Many institutions are committed to creating nurturing environments to increase diversity among their engineering students and faculty. In addition, institutionalizing diversity work can help create an inclusive and welcoming institution for students, faculty and staff. Learn how institutional climate surveys can build the rationale for institution-level action.
Why should institutions use climate surveys?
+ To drive support for diversity initiatives.
+ To meet institutional responsibility for conveying the message that diversity matters to everyone.
What is needed to conduct an institutional survey?
+ Building institutional support and funding.
+ Details of how to initiate, organize, choose an instrument, and conduct an institutional-level climate survey.

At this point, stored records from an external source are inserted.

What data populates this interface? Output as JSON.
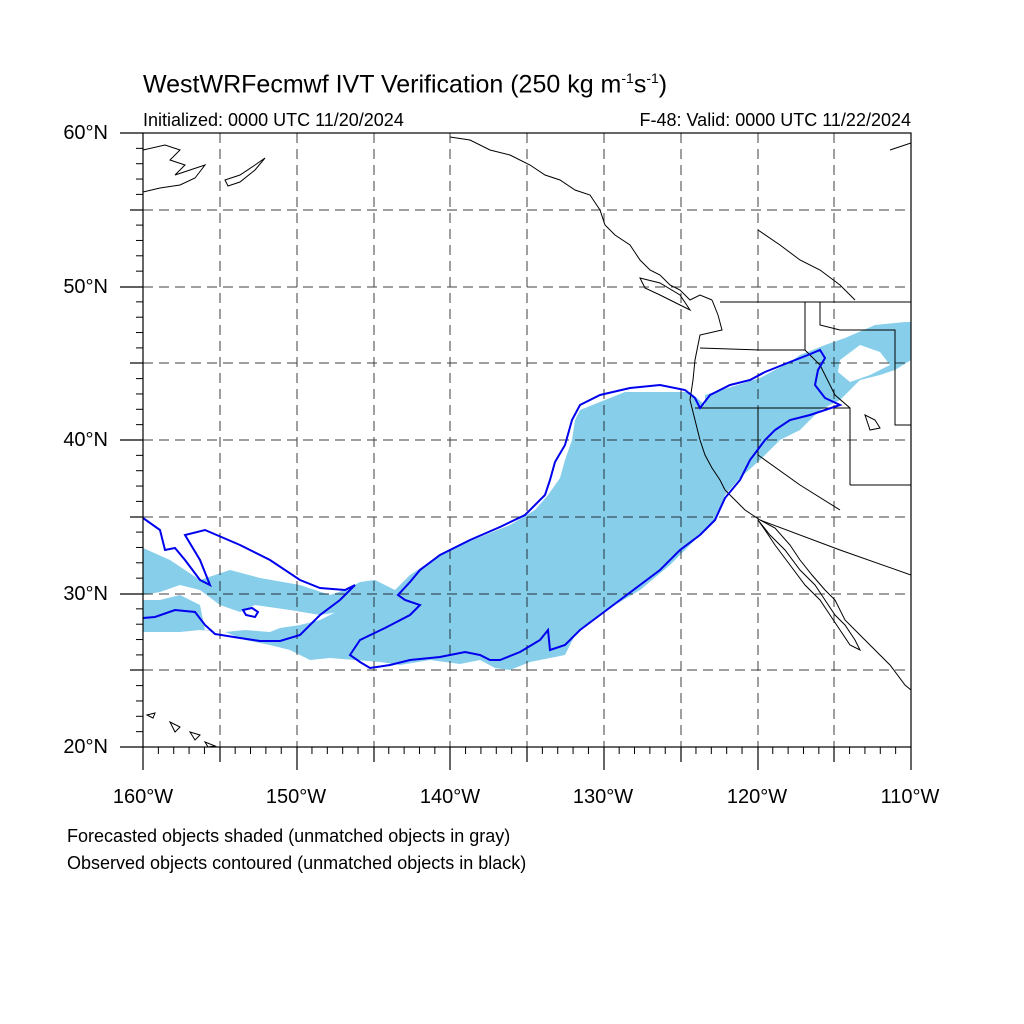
{
  "title": {
    "prefix": "WestWRFecmwf IVT Verification (250 kg m",
    "sup1": "-1",
    "mid": "s",
    "sup2": "-1",
    "suffix": ")"
  },
  "initialized": "Initialized: 0000 UTC 11/20/2024",
  "valid": "F-48: Valid: 0000 UTC 11/22/2024",
  "lat_labels": [
    "60°N",
    "50°N",
    "40°N",
    "30°N",
    "20°N"
  ],
  "lon_labels": [
    "160°W",
    "150°W",
    "140°W",
    "130°W",
    "120°W",
    "110°W"
  ],
  "notes": [
    "Forecasted objects shaded (unmatched objects in gray)",
    "Observed objects contoured (unmatched objects in black)"
  ],
  "colors": {
    "forecast_fill": "#87ceeb",
    "observed_contour": "#0000ee",
    "coastline": "#000000",
    "grid": "#000000"
  },
  "map": {
    "lon_range": [
      -160,
      -110
    ],
    "lat_range": [
      20,
      60
    ],
    "grid": "dashed"
  }
}
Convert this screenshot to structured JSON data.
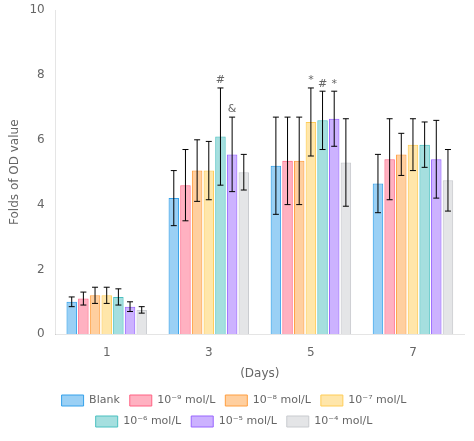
{
  "chart_data": {
    "type": "bar",
    "xlabel": "(Days)",
    "ylabel": "Folds of OD value",
    "categories": [
      "1",
      "3",
      "5",
      "7"
    ],
    "series": [
      {
        "name": "Blank",
        "values": [
          1.0,
          4.2,
          5.2,
          4.65
        ],
        "errors": [
          0.15,
          0.85,
          1.5,
          0.9
        ]
      },
      {
        "name": "10⁻⁹ mol/L",
        "values": [
          1.1,
          4.6,
          5.35,
          5.4
        ],
        "errors": [
          0.2,
          1.1,
          1.35,
          1.25
        ]
      },
      {
        "name": "10⁻⁸ mol/L",
        "values": [
          1.2,
          5.05,
          5.35,
          5.55
        ],
        "errors": [
          0.25,
          0.95,
          1.35,
          0.65
        ]
      },
      {
        "name": "10⁻⁷ mol/L",
        "values": [
          1.2,
          5.05,
          6.55,
          5.85
        ],
        "errors": [
          0.25,
          0.9,
          1.05,
          0.8
        ]
      },
      {
        "name": "10⁻⁶ mol/L",
        "values": [
          1.15,
          6.1,
          6.6,
          5.85
        ],
        "errors": [
          0.25,
          1.5,
          0.9,
          0.7
        ]
      },
      {
        "name": "10⁻⁵ mol/L",
        "values": [
          0.85,
          5.55,
          6.65,
          5.4
        ],
        "errors": [
          0.15,
          1.15,
          0.85,
          1.2
        ]
      },
      {
        "name": "10⁻⁴ mol/L",
        "values": [
          0.75,
          5.0,
          5.3,
          4.75
        ],
        "errors": [
          0.1,
          0.55,
          1.35,
          0.95
        ]
      }
    ],
    "annotations": [
      {
        "text": "#",
        "category": "3",
        "series": "10⁻⁶ mol/L"
      },
      {
        "text": "&",
        "category": "3",
        "series": "10⁻⁵ mol/L"
      },
      {
        "text": "*",
        "category": "5",
        "series": "10⁻⁷ mol/L"
      },
      {
        "text": "#",
        "category": "5",
        "series": "10⁻⁶ mol/L"
      },
      {
        "text": "*",
        "category": "5",
        "series": "10⁻⁵ mol/L"
      }
    ],
    "ylim": [
      0,
      10
    ],
    "yticks": [
      0,
      2,
      4,
      6,
      8,
      10
    ],
    "grid": false,
    "legend": "bottom"
  }
}
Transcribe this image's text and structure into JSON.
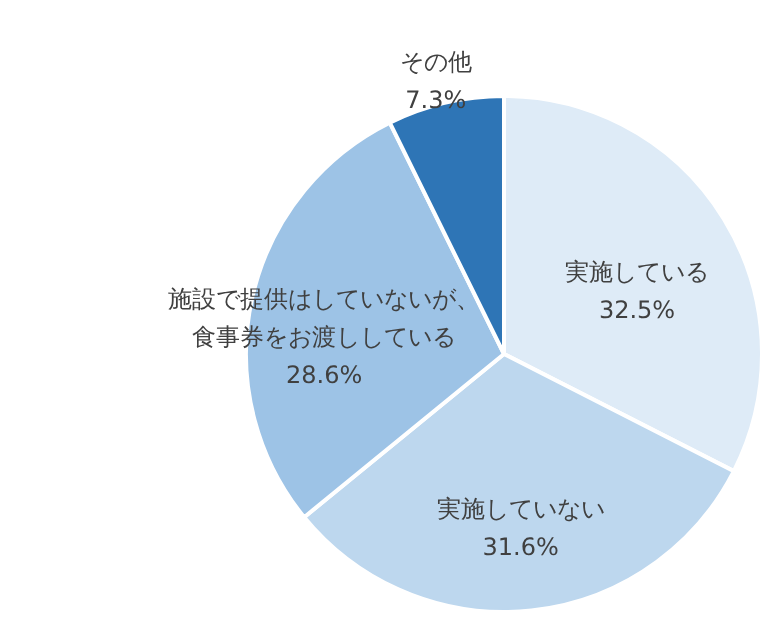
{
  "chart_data": {
    "type": "pie",
    "categories": [
      "実施している",
      "実施していない",
      "施設で提供はしていないが、食事券をお渡ししている",
      "その他"
    ],
    "values": [
      32.5,
      31.6,
      28.6,
      7.3
    ],
    "value_labels": [
      "32.5%",
      "31.6%",
      "28.6%",
      "7.3%"
    ],
    "colors": [
      "#deebf7",
      "#bdd7ee",
      "#9dc3e6",
      "#2e75b6"
    ]
  }
}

What do you get from a climate survey?
+ Specific examples of how actual data can be effective in institutionalizing diversity work that helps to create a more inclusive and welcoming institution for all students, faculty, and staff.
+ What kind of analysis should be done? Who can do it? What if the data do not show what was expected?
Our Presenters
Chris S. Anderson, Special Assistant to the President for Institutional Diversity at Michigan Technological University

Chris has over 25 years of experience in developing precollege academic programs; and student/faculty diversity, retention, and support programs.
Anderson's current role at Michigan
Tech involves the establishment and ongoing development of partnerships with secondary schools, community colleges, corporations and state and national organizations that strengthen the University's outreach, recruitment, retention and graduation of underrepresented populations; and the recruitment and retention of diverse faculty and staff.
The University's ongoing Climate Study is directed by Anderson and she reviews unit diversity plans with the provost and deans on an annual basis. She also helps assess Michigan Tech's progress towards towards achieving diversity goals, including fostering University participation in state and national efforts to track, measure and evaluate programs, processes, and outcomes related to diversity initiatives and student and faculty success.
Lily Gossage, Research Associate for the Office of Engineering Educational Research & Assessment at California State University, Long Beach (CSULB).
Lily Gossage is the Research Associate for the Office of Engineering Educational Research & Assessment at California State University, Long Beach (CSULB).
Lily's responsibilities involve studying and evaluating academic trends and practices that hinder student success and timely graduation. She develops college- and institutional-level proposals to enhance engineering student success. Her expertise involves the use of data query tools and data warehouses for tracking student performance and guiding academic planning and decision making. She assesses advising, career explorations and development, tutoring, mentoring, summer programs, and other student-related activities.
As the former Director of Engineering Recruitment & Retention for CSULB, she took the opportunity to blend her role in managing student advising and retention with K-12 outreach for strengthening the STEM pipeline.At CSULB, she is Chair of the President's Commission on the Status of Women, through which a gender equity and campus climate study was first initiated. She holds membership in the American Association of University Women (AAUW), Federal Asian American Pacific Council (FAPAC), and Phi Beta Delta (International Honors Society).